Security Experts Pivot to Smaller AI Models
A recent InfosecTrain podcast argues that the cybersecurity industry is shifting from large, cloud-based Large Language Models (LLMs) to smaller, on-device Small Language Models (SLMs). The primary drivers for this change are enhanced security and privacy, as SLMs process data locally and offline, eliminating the risk of cloud data breaches. Models like Microsoft’s Phi3 and Google’s Gemma are cited as examples of this trend.
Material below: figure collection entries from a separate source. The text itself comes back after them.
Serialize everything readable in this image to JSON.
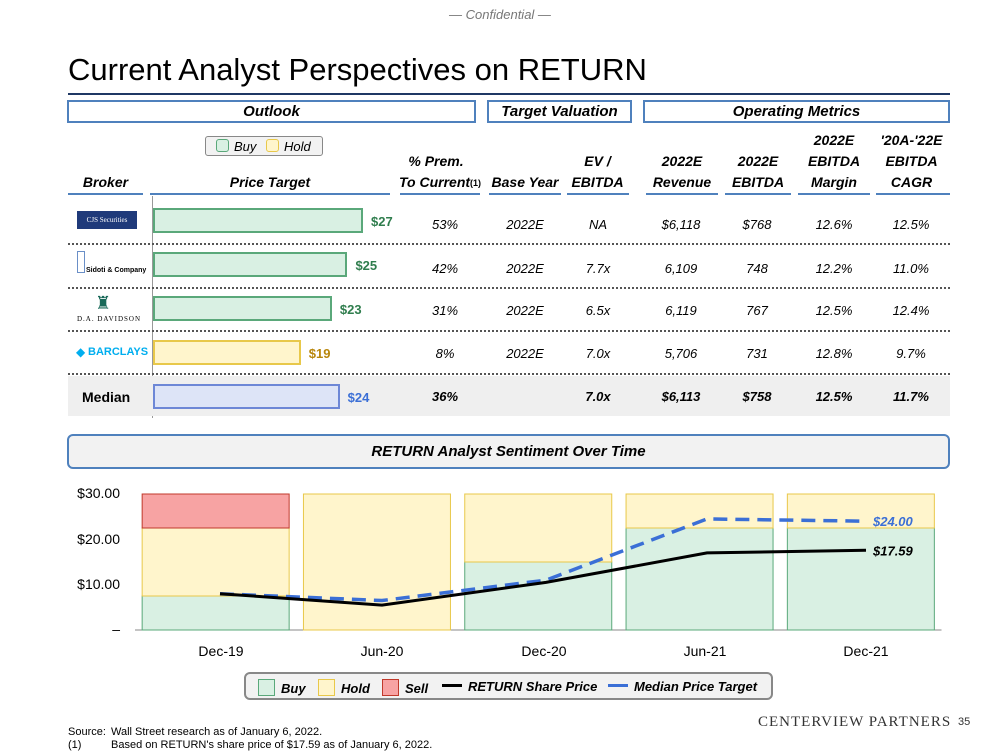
{
  "confidential": "— Confidential —",
  "title": "Current Analyst Perspectives on RETURN",
  "sections": {
    "outlook": "Outlook",
    "target_valuation": "Target Valuation",
    "operating_metrics": "Operating Metrics"
  },
  "legend_top": {
    "buy": "Buy",
    "hold": "Hold"
  },
  "columns": {
    "broker": "Broker",
    "price_target": "Price Target",
    "prem_1": "% Prem.",
    "prem_2": "To Current",
    "prem_note": "(1)",
    "base_year": "Base Year",
    "ev_1": "EV /",
    "ev_2": "EBITDA",
    "rev_1": "2022E",
    "rev_2": "Revenue",
    "ebitda_1": "2022E",
    "ebitda_2": "EBITDA",
    "margin_1": "2022E",
    "margin_2": "EBITDA",
    "margin_3": "Margin",
    "cagr_1": "'20A-'22E",
    "cagr_2": "EBITDA",
    "cagr_3": "CAGR"
  },
  "brokers": [
    {
      "logo": "CJS Securities",
      "rating": "buy",
      "target": 27,
      "target_label": "$27",
      "prem": "53%",
      "base_year": "2022E",
      "ev_ebitda": "NA",
      "revenue": "$6,118",
      "ebitda": "$768",
      "margin": "12.6%",
      "cagr": "12.5%"
    },
    {
      "logo": "Sidoti & Company",
      "rating": "buy",
      "target": 25,
      "target_label": "$25",
      "prem": "42%",
      "base_year": "2022E",
      "ev_ebitda": "7.7x",
      "revenue": "6,109",
      "ebitda": "748",
      "margin": "12.2%",
      "cagr": "11.0%"
    },
    {
      "logo": "D.A. DAVIDSON",
      "rating": "buy",
      "target": 23,
      "target_label": "$23",
      "prem": "31%",
      "base_year": "2022E",
      "ev_ebitda": "6.5x",
      "revenue": "6,119",
      "ebitda": "767",
      "margin": "12.5%",
      "cagr": "12.4%"
    },
    {
      "logo": "BARCLAYS",
      "rating": "hold",
      "target": 19,
      "target_label": "$19",
      "prem": "8%",
      "base_year": "2022E",
      "ev_ebitda": "7.0x",
      "revenue": "5,706",
      "ebitda": "731",
      "margin": "12.8%",
      "cagr": "9.7%"
    }
  ],
  "median": {
    "label": "Median",
    "target": 24,
    "target_label": "$24",
    "prem": "36%",
    "ev_ebitda": "7.0x",
    "revenue": "$6,113",
    "ebitda": "$758",
    "margin": "12.5%",
    "cagr": "11.7%"
  },
  "sentiment_title": "RETURN Analyst Sentiment Over Time",
  "chart_data": {
    "type": "bar",
    "title": "RETURN Analyst Sentiment Over Time",
    "categories": [
      "Dec-19",
      "Jun-20",
      "Dec-20",
      "Jun-21",
      "Dec-21"
    ],
    "y_ticks": [
      "$30.00",
      "$20.00",
      "$10.00",
      "–"
    ],
    "ylim": [
      0,
      30
    ],
    "series": [
      {
        "name": "Buy",
        "values": [
          7.5,
          0,
          15,
          22.5,
          22.5
        ]
      },
      {
        "name": "Hold",
        "values": [
          15,
          30,
          15,
          7.5,
          7.5
        ]
      },
      {
        "name": "Sell",
        "values": [
          7.5,
          0,
          0,
          0,
          0
        ]
      },
      {
        "name": "RETURN Share Price",
        "values": [
          8.0,
          5.5,
          10.5,
          17.0,
          17.59
        ]
      },
      {
        "name": "Median Price Target",
        "values": [
          8.0,
          6.5,
          11.0,
          24.5,
          24.0
        ]
      }
    ],
    "end_labels": {
      "median_target": "$24.00",
      "share_price": "$17.59"
    },
    "colors": {
      "buy": "#d9f0e3",
      "buy_border": "#5aa87a",
      "hold": "#fff5cc",
      "hold_border": "#e8c84a",
      "sell": "#f7a3a3",
      "sell_border": "#c0392b",
      "price": "#000000",
      "target": "#3b6fd6"
    }
  },
  "legend_bottom": {
    "buy": "Buy",
    "hold": "Hold",
    "sell": "Sell",
    "price": "RETURN Share Price",
    "target": "Median Price Target"
  },
  "footnotes": {
    "src_tag": "Source:",
    "src_text": "Wall Street research as of January 6, 2022.",
    "n1_tag": "(1)",
    "n1_text": "Based on RETURN's share price of $17.59 as of January 6, 2022."
  },
  "logo": "CENTERVIEW PARTNERS",
  "page_number": "35"
}
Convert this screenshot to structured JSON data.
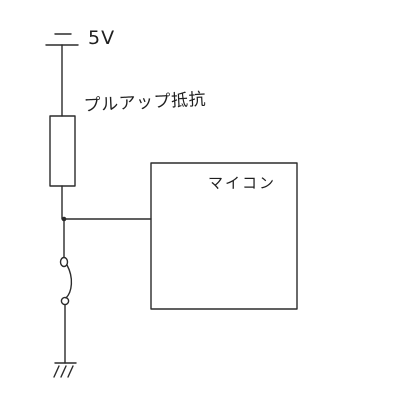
{
  "diagram": {
    "supply_label": "5V",
    "resistor_label": "プルアップ抵抗",
    "mcu_label": "マイコン"
  },
  "colors": {
    "background": "#ffffff",
    "ink": "#2b2b2b"
  }
}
- The Open Web Application Security Project (OWASP) lists prompt injection, training data poisoning, and sensitive information disclosure as some of the top security risks for Large Language Models. These vulnerabilities are unique from traditional threats like SQL injection because they target the model's reasoning and data processing capabilities. - SLMs can be used for offensive security purposes in "AI Red Teaming" to find vulnerabilities in larger AI systems. In this approach, one SLM is fine-tuned to generate adversarial prompts designed to bypass an LLM's safety features, while other SLMs can act as real-time guards to detect and block these attacks. - Microsoft's Phi-3 family of models are built on a "transformer decoder" architecture. The Phi-3-mini variant has 3.8 billion parameters and, despite its small size, is powerful enough to run on a mobile device like an iPhone 14. - Google's Gemma models are based on the same research and technology as the larger Gemini models and also use a decoder-only transformer architecture. The Gemma 7B model was trained on 6 trillion tokens of text from web documents, mathematics, and code. - While running locally reduces the risk of cloud data breaches, open-source SLMs can still present security challenges. If an SLM is fine-tuned on proprietary or confidential data, the model itself can become a target for data theft. - Techniques like quantization and knowledge distillation are used to reduce the size of SLMs while maintaining performance. This efficiency allows them to run on consumer-grade hardware and edge devices, making them suitable for real-time, on-device applications like voice assistants and text prediction. - Researchers have developed an autonomous cyber agent named Hackphyr, built on a 7-billion-parameter SLM. By fine-tuning the model on a specialized dataset of network attack actions, Hackphyr demonstrated it could perform sophisticated, multi-step attacks in a simulated environment, proving that locally-run models can rival larger, cloud-based ones for specific security tasks. - The reduced complexity of SLMs can make their decision-making processes more transparent and easier to audit compared to the "black box" nature of LLMs. However, they may struggle with complex or niche topics and can be less accurate than LLMs for tasks that require deep learning or a broad range of knowledge.